Our partners were engaging with governments and businesses, helping strengthen local social protection systems and running social and behavioral change campaigns. They were having striking success with these joined-up efforts, and we recognized this would have long-term, sustained impact far beyond the life cycle of our programs. When a law is changed, a legal precedent is set, or a business changes its sourcing practices, the effects are felt by populations far larger than those with whom our partners directly interact. But our impact measurement framework was set up to collect direct impact figures (e.g., numbers of individuals reached by specific services, numbers of people sustainably liberated from modern slavery), and other key proxies (e.g., numbers of media stories, prosecutions, and children returned to school). We had no way of counting the impact on those we couldn’t see. We weren’t measuring our impact on the system.

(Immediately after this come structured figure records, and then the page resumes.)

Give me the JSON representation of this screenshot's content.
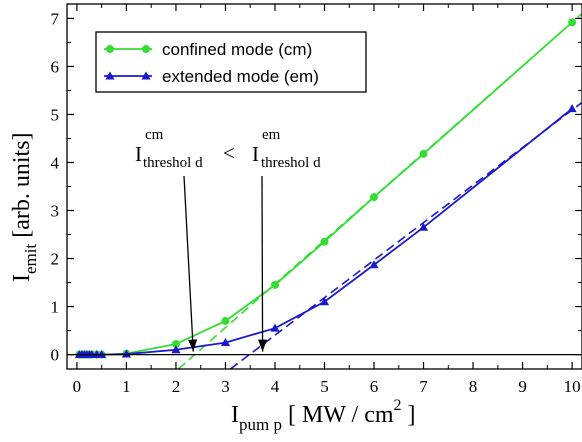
{
  "chart_data": {
    "type": "line",
    "xlim": [
      -0.2,
      10.2
    ],
    "ylim": [
      -0.3,
      7.3
    ],
    "x_ticks": [
      0,
      1,
      2,
      3,
      4,
      5,
      6,
      7,
      8,
      9,
      10
    ],
    "y_ticks": [
      0,
      1,
      2,
      3,
      4,
      5,
      6,
      7
    ],
    "xlabel": {
      "main": "I",
      "sub": "pum p",
      "rest": " [ MW / cm",
      "sup": "2",
      "end": " ]"
    },
    "ylabel": {
      "main": "I",
      "sub": "emit",
      "rest": "    [arb. units]"
    },
    "legend_position": "top-left",
    "series": [
      {
        "name": "confined mode (cm)",
        "color": "#33dd33",
        "marker": "circle",
        "x": [
          0.05,
          0.1,
          0.15,
          0.2,
          0.25,
          0.3,
          0.4,
          0.5,
          1,
          2,
          3,
          4,
          5,
          6,
          7,
          10
        ],
        "y": [
          0,
          0,
          0,
          0,
          0,
          0,
          0,
          0,
          0.02,
          0.22,
          0.7,
          1.45,
          2.35,
          3.28,
          4.18,
          6.92
        ]
      },
      {
        "name": "extended mode (em)",
        "color": "#1a1acc",
        "marker": "triangle",
        "x": [
          0.05,
          0.1,
          0.15,
          0.2,
          0.25,
          0.3,
          0.4,
          0.5,
          1,
          2,
          3,
          4,
          5,
          6,
          7,
          10
        ],
        "y": [
          0,
          0,
          0,
          0,
          0,
          0,
          0,
          0,
          0.01,
          0.1,
          0.25,
          0.55,
          1.1,
          1.87,
          2.65,
          5.12
        ]
      }
    ],
    "fit_lines": [
      {
        "series": "confined mode (cm)",
        "x": [
          2.05,
          10.2
        ],
        "y": [
          -0.3,
          7.1
        ]
      },
      {
        "series": "extended mode (em)",
        "x": [
          3.1,
          10.2
        ],
        "y": [
          -0.3,
          5.25
        ]
      }
    ],
    "annotation": {
      "left": {
        "main": "I",
        "sup": "cm",
        "sub": "threshol d"
      },
      "operator": "<",
      "right": {
        "main": "I",
        "sup": "em",
        "sub": "threshol d"
      },
      "arrow_targets": [
        {
          "series": "confined mode (cm)",
          "x": 2.35,
          "y": 0
        },
        {
          "series": "extended mode (em)",
          "x": 3.75,
          "y": 0
        }
      ]
    }
  }
}
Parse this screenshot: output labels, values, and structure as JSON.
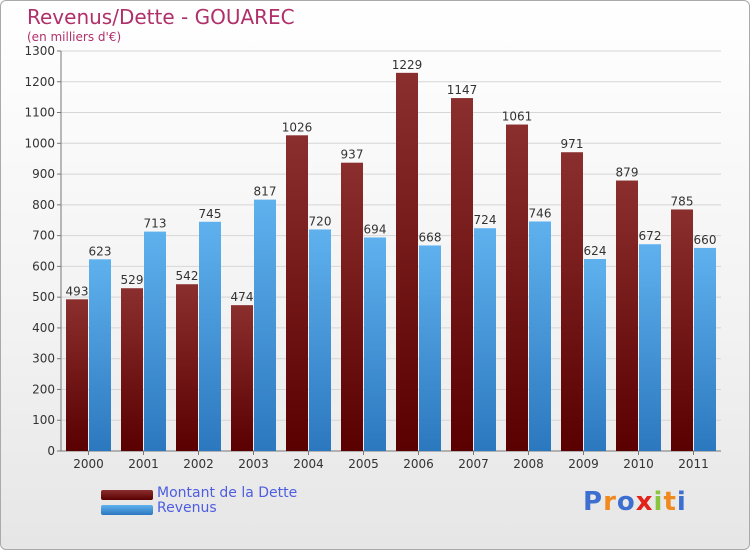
{
  "title": "Revenus/Dette - GOUAREC",
  "subtitle": "(en milliers d'€)",
  "logo": {
    "text": "Proxiti"
  },
  "colors": {
    "title": "#b0306a",
    "dette_top": "#8b2e2e",
    "dette_bottom": "#5a0000",
    "revenus_top": "#5fb1ee",
    "revenus_bottom": "#2c78bf",
    "legend_text": "#4d5de0"
  },
  "legend": [
    {
      "label": "Montant de la Dette",
      "series": "dette"
    },
    {
      "label": "Revenus",
      "series": "revenus"
    }
  ],
  "chart_data": {
    "type": "bar",
    "title": "Revenus/Dette - GOUAREC",
    "ylabel": "(en milliers d'€)",
    "xlabel": "",
    "categories": [
      "2000",
      "2001",
      "2002",
      "2003",
      "2004",
      "2005",
      "2006",
      "2007",
      "2008",
      "2009",
      "2010",
      "2011"
    ],
    "series": [
      {
        "name": "Montant de la Dette",
        "key": "dette",
        "values": [
          493,
          529,
          542,
          474,
          1026,
          937,
          1229,
          1147,
          1061,
          971,
          879,
          785
        ]
      },
      {
        "name": "Revenus",
        "key": "revenus",
        "values": [
          623,
          713,
          745,
          817,
          720,
          694,
          668,
          724,
          746,
          624,
          672,
          660
        ]
      }
    ],
    "ylim": [
      0,
      1300
    ],
    "yticks": [
      0,
      100,
      200,
      300,
      400,
      500,
      600,
      700,
      800,
      900,
      1000,
      1100,
      1200,
      1300
    ],
    "grid": true,
    "legend_position": "bottom-left"
  }
}
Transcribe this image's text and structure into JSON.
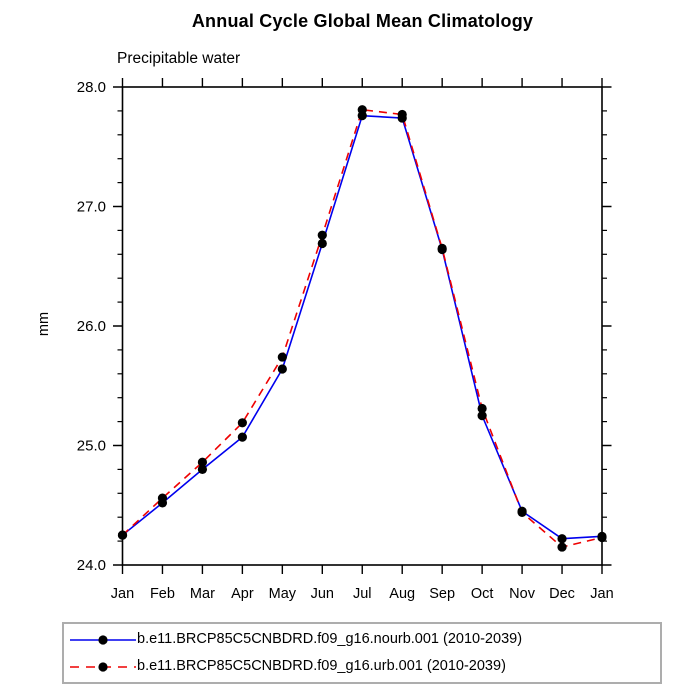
{
  "page": {
    "background": "#ffffff"
  },
  "chart_data": {
    "type": "line",
    "title": "Annual Cycle Global Mean Climatology",
    "subtitle": "Precipitable water",
    "xlabel": "",
    "ylabel": "mm",
    "categories": [
      "Jan",
      "Feb",
      "Mar",
      "Apr",
      "May",
      "Jun",
      "Jul",
      "Aug",
      "Sep",
      "Oct",
      "Nov",
      "Dec",
      "Jan"
    ],
    "ylim": [
      24.0,
      28.0
    ],
    "y_major_step": 1.0,
    "y_minor_step": 0.2,
    "y_tick_labels": [
      "24.0",
      "25.0",
      "26.0",
      "27.0",
      "28.0"
    ],
    "grid": false,
    "legend_position": "bottom",
    "axis_color": "#000000",
    "marker_color": "#000000",
    "series": [
      {
        "name": "b.e11.BRCP85C5CNBDRD.f09_g16.nourb.001 (2010-2039)",
        "color": "#0000ee",
        "line_style": "solid",
        "marker": "filled-circle",
        "values": [
          24.25,
          24.52,
          24.8,
          25.07,
          25.64,
          26.69,
          27.76,
          27.74,
          26.64,
          25.25,
          24.45,
          24.22,
          24.24
        ]
      },
      {
        "name": "b.e11.BRCP85C5CNBDRD.f09_g16.urb.001 (2010-2039)",
        "color": "#ee0000",
        "line_style": "dashed",
        "marker": "filled-circle",
        "values": [
          24.25,
          24.56,
          24.86,
          25.19,
          25.74,
          26.76,
          27.81,
          27.77,
          26.65,
          25.31,
          24.44,
          24.15,
          24.23
        ]
      }
    ]
  }
}
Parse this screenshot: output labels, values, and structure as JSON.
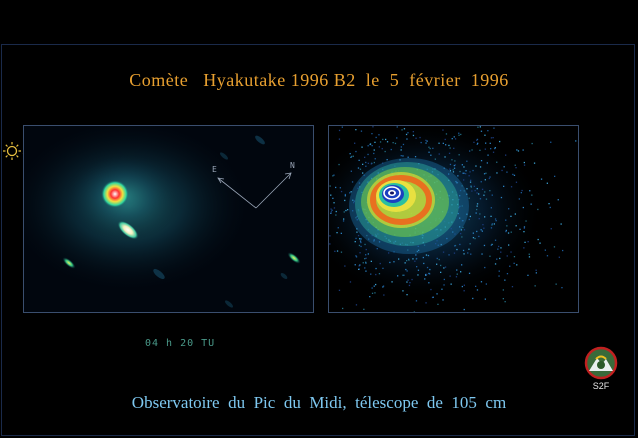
{
  "title": "Comète   Hyakutake 1996 B2  le  5  février  1996",
  "timestamp": "04 h 20 TU",
  "footer": "Observatoire  du  Pic  du  Midi,  télescope  de  105  cm",
  "logo": {
    "label": "S2F",
    "icon": "observatory-logo-icon"
  },
  "compass": {
    "east": "E",
    "north": "N"
  },
  "colors": {
    "title": "#e8a030",
    "footer": "#7ec8f0",
    "timestamp": "#4a9a8a"
  }
}
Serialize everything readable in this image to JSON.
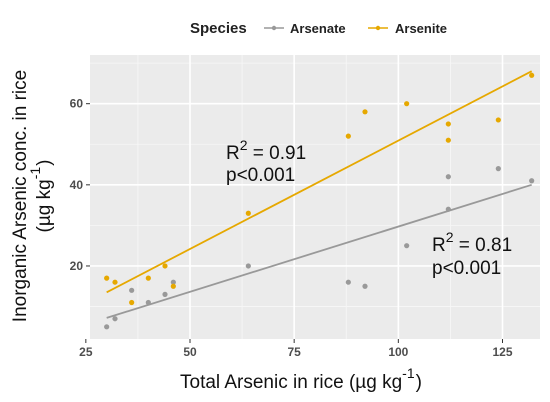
{
  "chart_data": {
    "type": "scatter",
    "xlabel": "Total Arsenic in rice (µg kg",
    "xlabel_sup": "-1",
    "xlabel_close": ")",
    "ylabel_line1": "Inorganic Arsenic conc. in rice",
    "ylabel_line2": "(µg kg",
    "ylabel_sup": "-1",
    "ylabel_close": ")",
    "xlim": [
      26,
      134
    ],
    "ylim": [
      2,
      72
    ],
    "x_ticks": [
      25,
      50,
      75,
      100,
      125
    ],
    "y_ticks": [
      20,
      40,
      60
    ],
    "grid": true,
    "legend": {
      "title": "Species",
      "position": "top"
    },
    "series": [
      {
        "name": "Arsenate",
        "color": "#999999",
        "points": [
          [
            30,
            5
          ],
          [
            32,
            7
          ],
          [
            36,
            14
          ],
          [
            40,
            11
          ],
          [
            44,
            13
          ],
          [
            46,
            16
          ],
          [
            64,
            20
          ],
          [
            88,
            16
          ],
          [
            92,
            15
          ],
          [
            102,
            25
          ],
          [
            112,
            42
          ],
          [
            112,
            34
          ],
          [
            124,
            44
          ],
          [
            132,
            41
          ]
        ],
        "fit": [
          [
            30,
            7.2
          ],
          [
            132,
            40
          ]
        ],
        "annotation": {
          "r2_label": "R",
          "r2_sup": "2",
          "r2_value": " = 0.81",
          "p": "p<0.001"
        }
      },
      {
        "name": "Arsenite",
        "color": "#E6A800",
        "points": [
          [
            30,
            17
          ],
          [
            32,
            16
          ],
          [
            36,
            11
          ],
          [
            40,
            17
          ],
          [
            44,
            20
          ],
          [
            46,
            15
          ],
          [
            64,
            33
          ],
          [
            88,
            52
          ],
          [
            92,
            58
          ],
          [
            102,
            60
          ],
          [
            112,
            55
          ],
          [
            112,
            51
          ],
          [
            124,
            56
          ],
          [
            132,
            67
          ]
        ],
        "fit": [
          [
            30,
            13.5
          ],
          [
            132,
            68
          ]
        ],
        "annotation": {
          "r2_label": "R",
          "r2_sup": "2",
          "r2_value": " = 0.91",
          "p": "p<0.001"
        }
      }
    ]
  }
}
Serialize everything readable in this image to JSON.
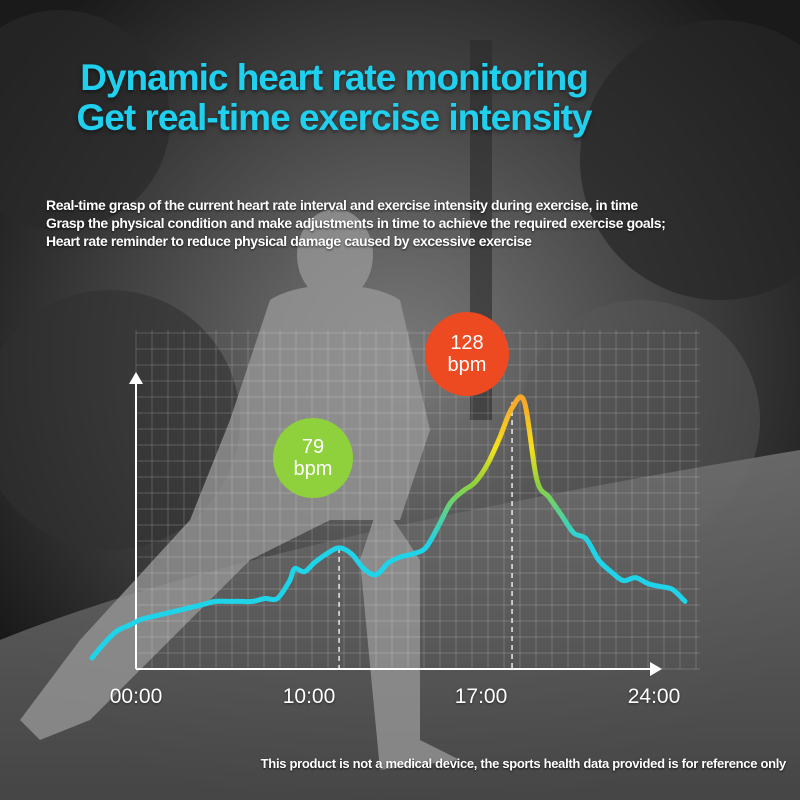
{
  "headline": {
    "line1": "Dynamic heart rate monitoring",
    "line2": "Get real-time exercise intensity"
  },
  "description": {
    "line1": "Real-time grasp of the current heart rate interval and exercise intensity during exercise, in time",
    "line2": "Grasp the physical condition and make adjustments in time to achieve the required exercise goals;",
    "line3": "Heart rate reminder to reduce physical damage caused by excessive exercise"
  },
  "disclaimer": "This product is not a medical device, the sports health data provided is for reference only",
  "colors": {
    "headline": "#1fd0ef",
    "line_low": "#1fd3e8",
    "line_mid": "#8fd13c",
    "line_high": "#f7a82a",
    "badge_low": "#8fd13c",
    "badge_high": "#ee4a22"
  },
  "chart_data": {
    "type": "line",
    "title": "",
    "xlabel": "",
    "ylabel": "",
    "x_ticks": [
      "00:00",
      "10:00",
      "17:00",
      "24:00"
    ],
    "xlim": [
      0,
      24
    ],
    "ylim": [
      40,
      140
    ],
    "grid": true,
    "series": [
      {
        "x": [
          0,
          0.5,
          1,
          1.5,
          2,
          2.5,
          3,
          3.5,
          4,
          4.5,
          5,
          5.5,
          6,
          6.5,
          7,
          7.5,
          8,
          8.2,
          8.6,
          9,
          9.5,
          10,
          10.5,
          11,
          11.5,
          12,
          12.5,
          13,
          13.5,
          14,
          14.5,
          15,
          15.5,
          16,
          16.5,
          17,
          17.5,
          18,
          18.5,
          19,
          19.5,
          20,
          20.5,
          21,
          21.5,
          22,
          22.5,
          23,
          23.5,
          24
        ],
        "values": [
          42,
          47,
          51,
          53,
          55,
          56,
          57,
          58,
          59,
          60,
          61,
          61,
          61,
          61,
          62,
          62,
          68,
          72,
          71,
          74,
          77,
          79,
          77,
          72,
          70,
          74,
          76,
          77,
          79,
          86,
          94,
          98,
          101,
          107,
          116,
          126,
          128,
          102,
          96,
          90,
          84,
          82,
          75,
          71,
          68,
          69,
          67,
          66,
          65,
          61
        ]
      }
    ],
    "annotations": [
      {
        "x": 10,
        "y": 79,
        "value": "79",
        "unit": "bpm"
      },
      {
        "x": 17,
        "y": 128,
        "value": "128",
        "unit": "bpm"
      }
    ]
  }
}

So we turned to our research team and gave them a challenge: experiment with a framework for measuring “indirect impact.” (We define “indirect impact” as “beneficiaries who do not come into immediate contact with our grassroots partners and program activities, but nevertheless gain from the systems change that our program has contributed towards.”19) We also set a new organizational target of reaching ten million individuals by 2025 by focusing on and measuring our contribution to systems change. This target was driven partly by interest from our board, as well as an observation of the great potential for systems-level shifts in our program areas and our desire to capture it.

Our team began by analyzing various forms of systems change and coming up with a three-level system of categorization: protective environment, resilient communities, and empowered movement. Each of these categories describes a different level of impact, ranging from the broadest population affected by changes like national legislation and public attitudes (“protective environment”) down to the more micro shifts experienced by stronger effectiveness and collaboration between anti-slavery leaders and organizations (“empowered movement”). For each change that we have either observed or are seeking to achieve in our programs, we place it in one of these three categories and, using available data, estimate the size of the population that would benefit. By the end of 2022, we estimated we had indirectly impacted over seven million people.